If your medical staff is checking a dashboard, we have already failed.

The dashboard is a category error. We borrowed it from operations, and operations borrowed it from air-traffic control. In those contexts the cadence is real-time, every data point can trigger an action, and a single missed signal costs lives. The medical staff of a professional football club works at a different cadence. The week. Decisions are reversible. The audience is two or three people who have known every player in the squad for years. A real-time wall of meters does not help them.

Yet nearly every sports-medicine platform ships a dashboard by default. It is the path of least resistance for a product team that needs to show data exists. It is almost never what the staff actually opens first. We know because we measured it.

When we audited our own usage patterns in late 2024, we found that the average staff member opened Omen four times per day, but spent less than ninety seconds on the dashboard screen before navigating to a player profile or the daily brief. The dashboard was a lobby, not a destination.

So we removed the lobby. Last winter we rebuilt the home page to read like a printed daily brief. Cream background, ruled lines, the day's observations handwritten in the margin by the medical staff, two key stats large at the top, and a quiet table of names sorted by something that matters: who needs attention today. Nobody on our existing partner staff asked for this change. Almost nobody protested it, either. The silent signal was usage: daily active time on the home page more than doubled, and the rate of unsolicited observations entered through the margin rose steadily across the spring.

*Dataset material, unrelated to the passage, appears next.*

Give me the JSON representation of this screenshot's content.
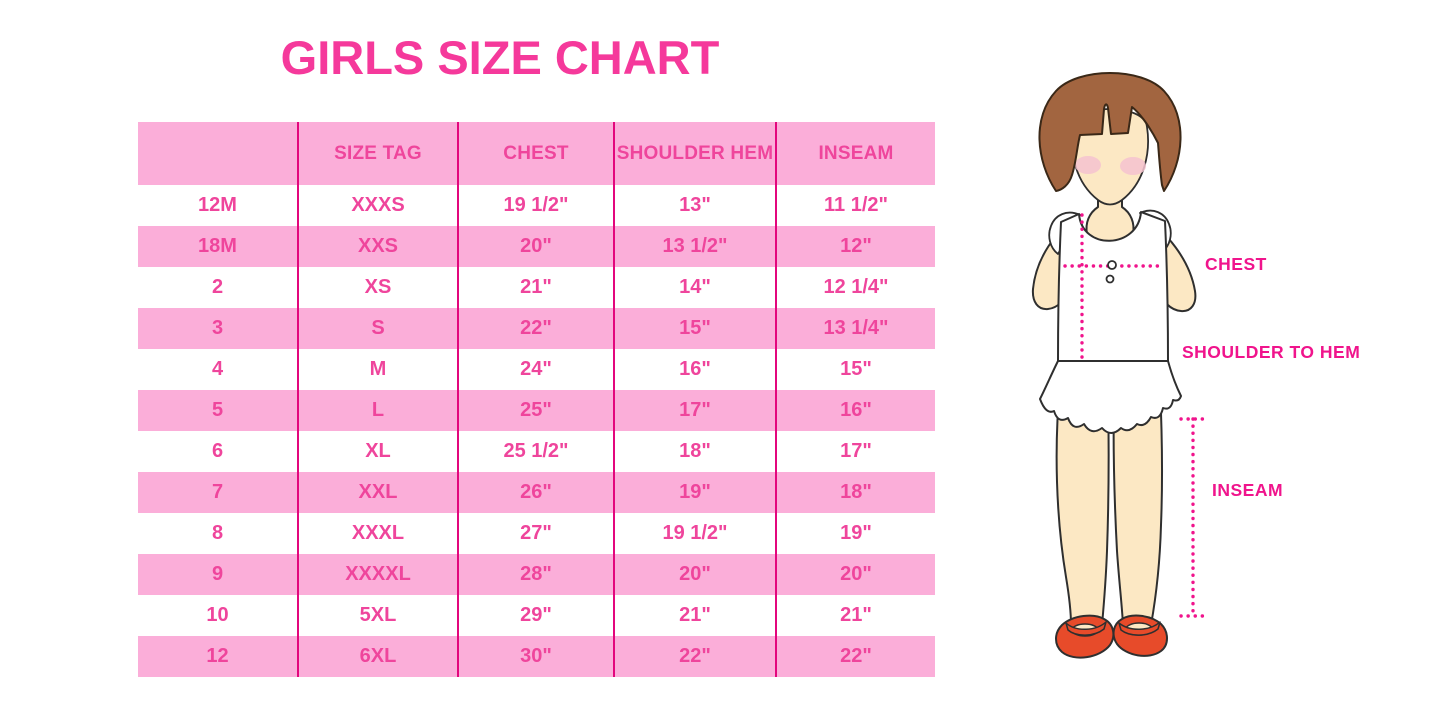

The deeper shift was not layout but philosophy. A dashboard competes for the user's attention. It says: look at me, scan every widget, do not miss anything. But a medical staff does not need more things to scan. They need one thing they can read in five minutes while the coffee brews, then act on. A tool that competes for attention loses to the conversation between the doctor and the player. A tool that recedes wins back attention for the conversation.

This philosophy extends beyond the home page. We apply the same test to every screen: can the relevant person extract what they need in under thirty seconds? If the answer is no, we simplify, we merge, or we delete the screen. The result is a platform that feels sparse compared with the competitive landscape. That sparseness is deliberate. It is the hardest thing to design, and the most important for the staff who have to use it between two training sessions.